Thanks to a strategic partnership between the park agencies, national law enforcement officials and the local communities, the anti poaching effort has garnered praise not only at home but abroad also.

The internationally renowned New York Times compared Nepal’s laudable efforts to the grim picture of South Africa and Kenya and said that the countries suffering from poaching should take an example from Nepal. It states that the country’s unique approach has been involving local communities in the conservation process. "Nepal’s government gives 50 cents of every tourism dollar it collects to communities near wildlife preserves, making animals worth far more alive than dead to both local citizens and the country as a whole", it said.  Poaching often involves a network consisting of local communities and forest guards, who are rewarded with hefty amounts for their involvement. "Eliminating demand by policing buyers and dealers, as the United States is trying to do in the case of elephant ivory, is of course an essential part of any effort to put wildlife criminals out of business. But Nepal’s example shows that much can be done at the source," it said.

The National Geographic had also words of acclaim for Nepal's zero tolerance against wildlife crime. With support from international organizations such as the Interpol’s Wildlife Crime Working Group, Nepal has destroyed many notorious poaching networks. More than 700 poachers and their associates  were arrested last year. Referring to the tough stance taken against poachers, the National Geographic quotes John Sellar, former enforcement Chief of Convention on International Trade in Endangered Species of Wild Fauna and Flora (CITES) as saying, "Nepal's forest law, which empowers district forest officers and chief wildlife wardens to deal with offenders and impose prison sentences of up to 14 or 15 years, means that any poacher who is caught can expect to be dealt with much quicker than in other countries."

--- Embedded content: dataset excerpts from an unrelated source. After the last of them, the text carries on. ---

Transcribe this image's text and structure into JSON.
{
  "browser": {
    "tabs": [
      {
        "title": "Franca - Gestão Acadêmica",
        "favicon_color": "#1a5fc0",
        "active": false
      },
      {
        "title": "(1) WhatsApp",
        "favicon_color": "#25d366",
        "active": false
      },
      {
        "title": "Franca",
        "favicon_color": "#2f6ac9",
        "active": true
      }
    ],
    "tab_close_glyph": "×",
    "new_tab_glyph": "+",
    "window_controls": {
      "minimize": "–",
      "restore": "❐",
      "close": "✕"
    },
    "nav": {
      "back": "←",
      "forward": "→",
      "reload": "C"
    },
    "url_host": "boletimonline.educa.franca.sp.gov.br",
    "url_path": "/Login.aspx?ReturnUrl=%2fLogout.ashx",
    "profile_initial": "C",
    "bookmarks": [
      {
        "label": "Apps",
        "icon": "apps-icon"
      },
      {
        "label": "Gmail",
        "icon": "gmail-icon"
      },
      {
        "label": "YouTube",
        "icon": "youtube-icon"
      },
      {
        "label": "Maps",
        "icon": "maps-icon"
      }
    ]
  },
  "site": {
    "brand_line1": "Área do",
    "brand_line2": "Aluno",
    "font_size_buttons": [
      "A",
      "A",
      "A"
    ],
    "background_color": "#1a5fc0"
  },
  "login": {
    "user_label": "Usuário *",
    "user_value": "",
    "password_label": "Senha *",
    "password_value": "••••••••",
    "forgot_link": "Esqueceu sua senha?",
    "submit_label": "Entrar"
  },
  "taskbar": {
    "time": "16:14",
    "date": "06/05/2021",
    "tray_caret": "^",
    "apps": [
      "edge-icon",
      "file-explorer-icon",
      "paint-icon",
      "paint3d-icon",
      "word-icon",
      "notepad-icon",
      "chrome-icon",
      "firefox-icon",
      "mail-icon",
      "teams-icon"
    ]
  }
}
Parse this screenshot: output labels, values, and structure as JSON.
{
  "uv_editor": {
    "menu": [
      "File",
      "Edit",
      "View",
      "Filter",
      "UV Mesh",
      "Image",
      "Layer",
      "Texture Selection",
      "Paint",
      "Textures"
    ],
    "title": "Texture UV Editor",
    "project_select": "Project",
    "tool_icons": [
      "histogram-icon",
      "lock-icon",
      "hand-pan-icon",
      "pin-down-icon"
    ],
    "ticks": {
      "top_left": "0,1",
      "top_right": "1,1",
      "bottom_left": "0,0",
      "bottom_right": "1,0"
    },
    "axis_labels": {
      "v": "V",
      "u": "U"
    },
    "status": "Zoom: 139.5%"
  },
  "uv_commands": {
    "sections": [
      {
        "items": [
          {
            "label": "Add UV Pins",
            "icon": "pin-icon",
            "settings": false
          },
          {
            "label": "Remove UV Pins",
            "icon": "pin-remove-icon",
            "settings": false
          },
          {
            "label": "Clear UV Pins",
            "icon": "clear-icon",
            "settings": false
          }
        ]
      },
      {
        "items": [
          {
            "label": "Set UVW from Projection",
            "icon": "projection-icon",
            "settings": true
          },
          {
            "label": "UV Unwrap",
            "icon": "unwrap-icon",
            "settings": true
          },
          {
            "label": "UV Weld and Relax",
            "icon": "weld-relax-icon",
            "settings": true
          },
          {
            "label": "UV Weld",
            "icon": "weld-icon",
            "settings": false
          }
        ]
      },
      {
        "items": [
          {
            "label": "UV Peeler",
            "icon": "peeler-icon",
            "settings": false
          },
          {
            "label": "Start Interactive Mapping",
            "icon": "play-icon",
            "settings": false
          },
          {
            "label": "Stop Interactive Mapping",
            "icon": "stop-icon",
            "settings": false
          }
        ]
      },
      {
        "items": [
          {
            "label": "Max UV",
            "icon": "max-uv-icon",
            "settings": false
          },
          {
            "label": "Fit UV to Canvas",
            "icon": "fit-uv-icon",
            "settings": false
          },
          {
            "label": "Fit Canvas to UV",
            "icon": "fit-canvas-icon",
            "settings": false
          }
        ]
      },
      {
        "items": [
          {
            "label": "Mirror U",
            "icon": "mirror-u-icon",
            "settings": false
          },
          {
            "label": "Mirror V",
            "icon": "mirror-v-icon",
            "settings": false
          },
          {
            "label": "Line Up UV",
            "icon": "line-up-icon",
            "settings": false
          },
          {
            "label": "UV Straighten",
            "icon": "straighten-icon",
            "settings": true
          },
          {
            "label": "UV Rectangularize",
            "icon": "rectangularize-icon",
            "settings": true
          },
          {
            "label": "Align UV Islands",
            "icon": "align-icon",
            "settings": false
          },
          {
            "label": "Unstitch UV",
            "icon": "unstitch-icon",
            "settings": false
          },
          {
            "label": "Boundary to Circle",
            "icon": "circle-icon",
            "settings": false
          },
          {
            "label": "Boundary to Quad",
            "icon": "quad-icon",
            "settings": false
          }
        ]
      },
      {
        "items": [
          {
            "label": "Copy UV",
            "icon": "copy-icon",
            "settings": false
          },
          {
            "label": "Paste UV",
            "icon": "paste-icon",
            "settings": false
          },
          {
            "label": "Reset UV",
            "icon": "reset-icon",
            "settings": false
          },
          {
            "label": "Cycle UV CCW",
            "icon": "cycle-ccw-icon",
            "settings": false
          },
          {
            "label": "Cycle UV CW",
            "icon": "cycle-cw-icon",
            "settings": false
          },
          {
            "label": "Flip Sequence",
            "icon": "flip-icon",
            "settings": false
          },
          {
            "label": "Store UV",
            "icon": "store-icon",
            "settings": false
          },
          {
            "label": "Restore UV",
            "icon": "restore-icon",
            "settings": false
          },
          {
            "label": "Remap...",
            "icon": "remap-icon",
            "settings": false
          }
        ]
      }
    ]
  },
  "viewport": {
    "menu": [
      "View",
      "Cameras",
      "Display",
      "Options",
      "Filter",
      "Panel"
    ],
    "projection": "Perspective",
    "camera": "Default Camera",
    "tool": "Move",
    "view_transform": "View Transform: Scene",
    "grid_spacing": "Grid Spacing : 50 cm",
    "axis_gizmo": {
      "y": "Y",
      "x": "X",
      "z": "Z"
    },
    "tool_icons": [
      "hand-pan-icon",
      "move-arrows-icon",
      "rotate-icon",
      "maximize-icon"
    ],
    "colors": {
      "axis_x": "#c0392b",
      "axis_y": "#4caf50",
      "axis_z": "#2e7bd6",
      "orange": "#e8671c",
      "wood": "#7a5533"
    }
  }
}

The international laurels for Nepal’s early initiatives to combat the lurking danger should prove a big incentive to those involved in the conservation who have a tough task ahead given the geographical odds. As the National Geographic said, "Nepal’s location - between China to its north and India to its south, east, and west - places it at great risk for trafficking. But it has already sought to employ the Wildlife and Forest Crime Analytic Toolkit and collaborate with the International Consortium on Combating Wildlife Crime (ICCWC) to strengthen its approach to wildlife crime”.